Even though, for reasons delineated above, the theory of Chapter 6 in TPE cannot be applied when the predictors $x\subscript{i}$ are considered deterministic rather than random, asymptotic properties of the estimators can still be established.

  • Fahrmeir and Kaufmann (1985) "Consistency and Asymptotic Normality of the Maximum Likelihood Estimator in Generalized Linear Models" under some regularity conditions give a proof of the weak and strong consistency as well as asymptotic normality of estimators in generalized linear models, of which the linear model is a simple special case.

  • Robbins and Wei (1978) "Strong consistency of least squares estimates in multiple regression" prove that the least squares estimator $\hat{\beta} = (X^T X)^{-1} X^T y$ is consistent if $(X^T X)^{-1} \rightarrow 0$ as $N\rightarrow \infty$, without any distributional assumptions on $y$ apart from independence.

  • Section 13.1.1 in Demidenko (2013) "Mixed Models: Theory and Applications with R" (2nd ed.) presents the following proof of asymptotic normality of the least squares estimator.

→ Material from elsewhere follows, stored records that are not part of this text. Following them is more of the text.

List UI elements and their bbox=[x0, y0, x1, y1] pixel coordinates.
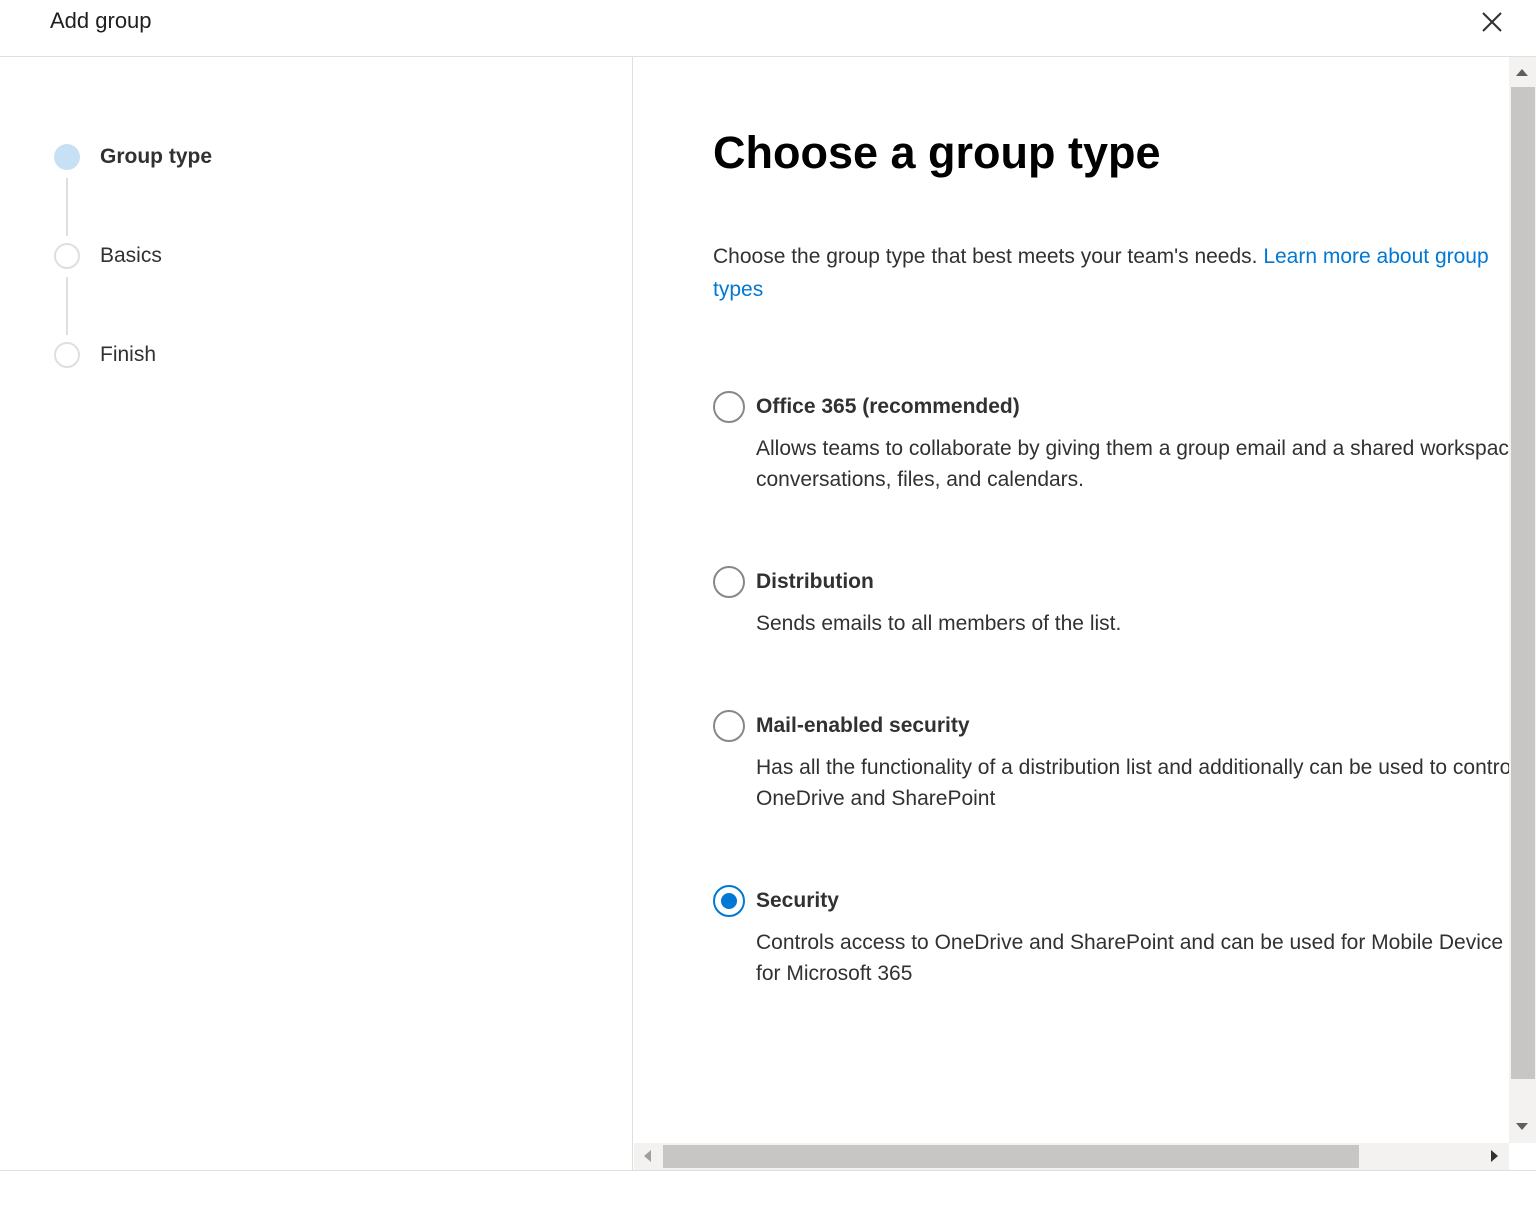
option-security[interactable]: Security Controls access to OneDrive and… bbox=[713, 885, 1509, 995]
page-title: Choose a group type bbox=[713, 127, 1161, 178]
option-office-365[interactable]: Office 365 (recommended) Allows teams to… bbox=[713, 391, 1509, 501]
close-icon bbox=[1482, 12, 1502, 32]
step-inactive-indicator bbox=[54, 342, 80, 368]
radio-security[interactable] bbox=[713, 885, 745, 917]
panel-footer bbox=[0, 1170, 1536, 1214]
step-inactive-indicator bbox=[54, 243, 80, 269]
scroll-down-arrow-icon[interactable] bbox=[1516, 1123, 1528, 1130]
radio-office-365[interactable] bbox=[713, 391, 745, 423]
vertical-scrollbar[interactable] bbox=[1509, 57, 1536, 1143]
step-active-indicator bbox=[54, 144, 80, 170]
intro-text: Choose the group type that best meets yo… bbox=[713, 245, 1264, 268]
wizard-steps-pane: Group type Basics Finish bbox=[0, 57, 633, 1171]
scroll-right-arrow-icon[interactable] bbox=[1491, 1150, 1498, 1162]
vertical-scrollbar-thumb[interactable] bbox=[1511, 87, 1535, 1079]
scroll-up-arrow-icon[interactable] bbox=[1516, 69, 1528, 76]
option-description: Sends emails to all members of the list. bbox=[756, 612, 1122, 635]
step-label: Basics bbox=[100, 244, 162, 267]
step-connector bbox=[66, 277, 68, 335]
radio-distribution[interactable] bbox=[713, 566, 745, 598]
option-description: Has all the functionality of a distribut… bbox=[756, 756, 1509, 810]
panel-title: Add group bbox=[50, 8, 152, 33]
scroll-left-arrow-icon[interactable] bbox=[644, 1150, 651, 1162]
step-connector bbox=[66, 178, 68, 236]
option-label: Security bbox=[756, 889, 839, 912]
radio-mail-enabled-security[interactable] bbox=[713, 710, 745, 742]
horizontal-scrollbar[interactable] bbox=[634, 1143, 1509, 1170]
option-label: Office 365 (recommended) bbox=[756, 395, 1020, 418]
option-label: Distribution bbox=[756, 570, 874, 593]
horizontal-scrollbar-thumb[interactable] bbox=[663, 1145, 1359, 1168]
option-description: Allows teams to collaborate by giving th… bbox=[756, 437, 1509, 491]
step-label: Group type bbox=[100, 145, 213, 168]
option-mail-enabled-security[interactable]: Mail-enabled security Has all the functi… bbox=[713, 710, 1509, 820]
option-distribution[interactable]: Distribution Sends emails to all members… bbox=[713, 566, 1509, 646]
close-button[interactable] bbox=[1476, 6, 1508, 38]
intro-paragraph: Choose the group type that best meets yo… bbox=[713, 240, 1509, 306]
content-pane: Choose a group type Choose the group typ… bbox=[634, 57, 1509, 1143]
step-label: Finish bbox=[100, 343, 157, 366]
option-label: Mail-enabled security bbox=[756, 714, 970, 737]
option-description: Controls access to OneDrive and SharePoi… bbox=[756, 931, 1509, 985]
panel-header: Add group bbox=[0, 0, 1536, 57]
radio-selected-dot bbox=[721, 893, 737, 909]
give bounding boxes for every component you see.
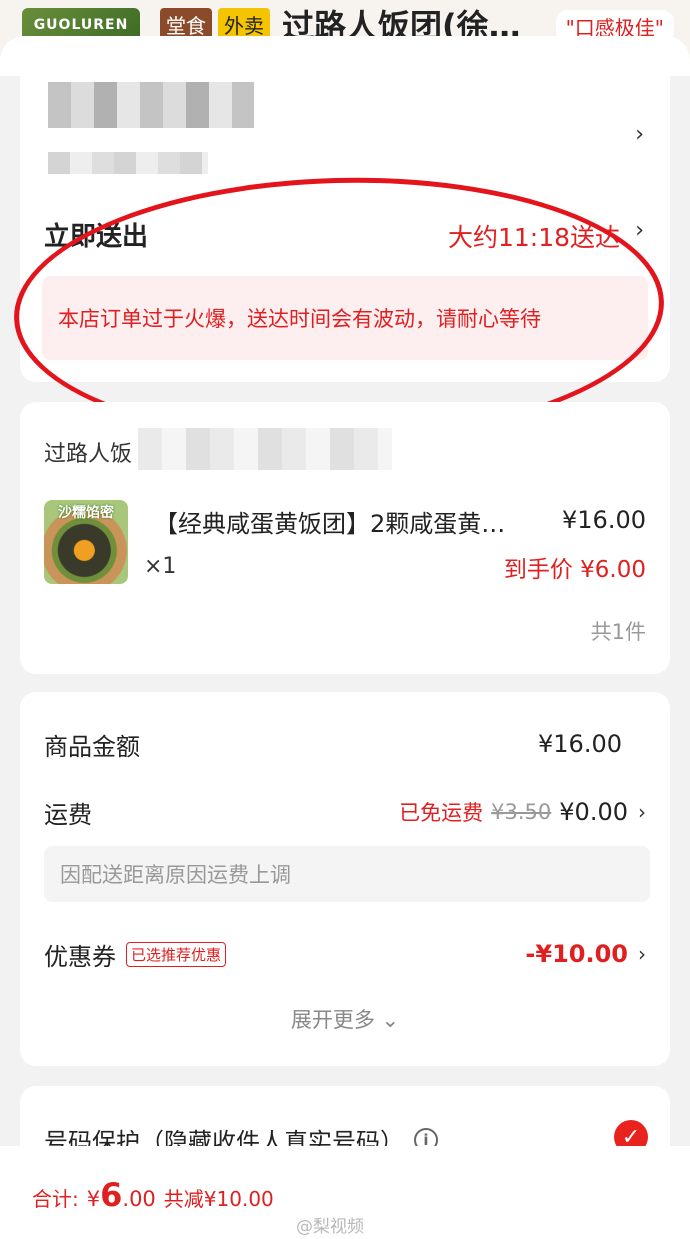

    Consider the model $y\subscript{i} = x\subscript{i}^T \beta + \varepsilon\subscript{i}$ for $i = 1,\ldots,N$, where $y\subscript{i}, \varepsilon\subscript{i} \in \mathbb{R}$ and $x\subscript{i}, \beta \in \mathbb{R}^p$. Assume that the $\varepsilon\subscript{i}$ are i.i.d. with $\mathrm{E}(\varepsilon\subscript{i}) = 0$ and $\mathrm{Var}(\varepsilon\subscript{i}) = \sigma^2$. Assume that $\lim N^{-1} \sum\subscript{i=1}^N x\subscript{i}x\subscript{i}^T = V$, and that there is a constant $c$ such that $\|x\subscript{i}\| \leq c$. Then by a multivariate version of the Central Limit Theorem it holds that

    $$ \begin{equation} \label{CLT} \frac{1}{\sqrt{N}} \sum\subscript{i=1}^N x\subscript{i}\varepsilon\subscript{i} \overset{\mathcal{L}}{\longrightarrow} \mathcal{N}(0, \sigma^2 V). \end{equation} $$

    The least squares estmator can be expressed as

    $$ \begin{equation} \label{OLS} \hat{\beta} = \left(\sum\subscript{i=1}^N x\subscript{i} x\subscript{i}^T \right)^{-1} \left(\sum\subscript{i=1}^N x\subscript{i} y\subscript{i} \right). \end{equation} $$

    Together, $(\ref{CLT})$ and $(\ref{OLS})$ imply that

    $$\hat{\beta} \overset{\mathcal{L}}{\longrightarrow} \mathcal{N}\left(\beta, \sigma^2 \left(\sum\subscript{i=1}^N x\subscript{i} x\subscript{i}^T \right)^{-1} \right).$$

It is also worth pointing out that under a normality assumption on the error terms, (small sample) distributions of the estimators $\hat{\beta}$ and $\hat{\sigma}^2$ can be easily derived (in particular, $\hat{\beta} \sim \mathcal{N}(\beta, \sigma^2 (X^T X)^{-1})$ and $\frac{\|y - X\hat{\beta}\|\subscript{2}^2}{\sigma^2} \sim \chi\subscript{N-p}^2$). The normality assumption in fact seems currently to be the standard in the statistical modeling literature. Moreover, under the normality assumption the estimators fulfill further optimality assumptions, such as uniform minimum variance unbiasedness and minimum risk equivariance.